You can try training MRT without such a large virtual batch, but when we tried, it didn't work well.
Since now for each example in your batch you making updates for about num_hypos
sentences, and this is a finetuning stage, you are not going to be training it for huge number of batches as in the baseline model training. Therefore, we suggest you to set the logging options to smaller values:
params=(
...
--score-dev-every 25
--translate-dev-every 50
--checkpoint-every-steps 50
...)
In MRT, you have to start training from an already trained model. Therefore, do not forgat to specify the initial checkpoint:
params=(
...
--pre-init-model-checkpoint 'dir_to_your_trained_baseline_checkpoint.npz'
...)
As we already mentioned, we found MRT training very unstable.

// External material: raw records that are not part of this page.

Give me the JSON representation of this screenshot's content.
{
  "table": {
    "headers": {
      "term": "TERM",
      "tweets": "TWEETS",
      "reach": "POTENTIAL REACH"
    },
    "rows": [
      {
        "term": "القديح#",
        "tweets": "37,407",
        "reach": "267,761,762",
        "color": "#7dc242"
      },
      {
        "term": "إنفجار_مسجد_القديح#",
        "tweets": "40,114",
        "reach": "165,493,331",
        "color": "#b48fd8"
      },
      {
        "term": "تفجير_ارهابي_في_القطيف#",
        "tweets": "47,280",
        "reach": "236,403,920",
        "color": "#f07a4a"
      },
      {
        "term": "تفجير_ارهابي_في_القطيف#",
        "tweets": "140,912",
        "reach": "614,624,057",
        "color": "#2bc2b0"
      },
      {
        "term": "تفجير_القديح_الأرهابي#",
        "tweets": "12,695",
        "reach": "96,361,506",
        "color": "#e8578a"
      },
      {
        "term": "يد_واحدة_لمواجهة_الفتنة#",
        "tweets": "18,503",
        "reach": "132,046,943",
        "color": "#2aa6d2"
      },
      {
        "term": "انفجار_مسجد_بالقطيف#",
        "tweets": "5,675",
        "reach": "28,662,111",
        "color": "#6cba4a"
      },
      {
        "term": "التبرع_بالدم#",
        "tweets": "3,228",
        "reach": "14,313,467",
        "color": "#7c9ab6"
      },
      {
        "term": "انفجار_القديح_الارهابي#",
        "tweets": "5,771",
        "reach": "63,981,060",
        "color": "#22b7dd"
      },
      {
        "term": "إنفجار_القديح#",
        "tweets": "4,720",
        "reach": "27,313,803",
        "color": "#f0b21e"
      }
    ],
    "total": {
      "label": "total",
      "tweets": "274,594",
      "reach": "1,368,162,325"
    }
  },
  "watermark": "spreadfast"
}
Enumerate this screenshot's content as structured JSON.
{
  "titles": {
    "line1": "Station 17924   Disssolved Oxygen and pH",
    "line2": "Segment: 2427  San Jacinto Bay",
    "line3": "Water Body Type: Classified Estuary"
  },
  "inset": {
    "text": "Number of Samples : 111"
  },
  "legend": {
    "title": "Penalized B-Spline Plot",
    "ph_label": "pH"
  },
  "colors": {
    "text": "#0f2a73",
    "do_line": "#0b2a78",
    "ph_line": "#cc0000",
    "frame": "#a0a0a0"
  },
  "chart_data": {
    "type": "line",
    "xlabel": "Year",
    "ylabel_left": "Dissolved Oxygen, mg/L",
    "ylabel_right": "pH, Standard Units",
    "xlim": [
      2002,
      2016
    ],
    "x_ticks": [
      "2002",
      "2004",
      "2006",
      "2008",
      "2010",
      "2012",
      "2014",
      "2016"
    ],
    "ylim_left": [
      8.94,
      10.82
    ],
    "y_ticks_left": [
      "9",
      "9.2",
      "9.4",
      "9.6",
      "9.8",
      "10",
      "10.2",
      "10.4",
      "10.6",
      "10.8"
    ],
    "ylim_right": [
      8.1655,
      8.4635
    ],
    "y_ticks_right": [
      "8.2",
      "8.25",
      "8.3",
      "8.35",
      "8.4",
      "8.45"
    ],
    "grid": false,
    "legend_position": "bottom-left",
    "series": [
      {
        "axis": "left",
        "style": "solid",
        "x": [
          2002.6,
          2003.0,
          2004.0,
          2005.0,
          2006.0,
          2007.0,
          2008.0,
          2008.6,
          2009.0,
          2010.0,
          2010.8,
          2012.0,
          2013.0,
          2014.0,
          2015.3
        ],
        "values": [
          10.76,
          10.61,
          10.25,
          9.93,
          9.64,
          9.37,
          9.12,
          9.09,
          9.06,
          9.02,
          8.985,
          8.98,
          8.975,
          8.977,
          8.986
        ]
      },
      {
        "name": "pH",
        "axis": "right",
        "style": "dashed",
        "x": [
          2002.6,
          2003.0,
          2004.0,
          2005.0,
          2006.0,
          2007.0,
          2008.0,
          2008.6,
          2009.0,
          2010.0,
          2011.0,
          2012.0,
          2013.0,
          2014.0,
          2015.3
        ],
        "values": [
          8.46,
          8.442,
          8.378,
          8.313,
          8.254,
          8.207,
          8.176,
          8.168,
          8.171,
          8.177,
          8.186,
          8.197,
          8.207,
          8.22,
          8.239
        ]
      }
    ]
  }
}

The setting which worked for us was train with linearly increasing learning rate for 900 batches, then constant.
In more detail, for the first 900 batches set the following:
params=(
...
--learning-rate 4.0
--learning-rate-stop-value 1e-08
--decay-steps 16000
--decay-policy t2t_noam
...)
Then stop training, reset the init checkpoint to the latest you have, and change learning rate schedule to constant as follows:
params=(
...
--learning-rate 5e-5
--decay-policy constant
...)
With the constant learning rate, we trained for 500 batches.
Note: some papers dealing with MRT (for the links, see our paper) use constant learning rate and say that this is ok. I tried this, and it didn't work well. If this'll work for you - great! :)
Here are the useful notebooks:
-
1_Load_model_and_evaluate_LRP - load a model and evaluate LRP for a dataset;
-
2_Load_LRP_results_and_build_graphs - load LRP results we've built before and plot the graphs.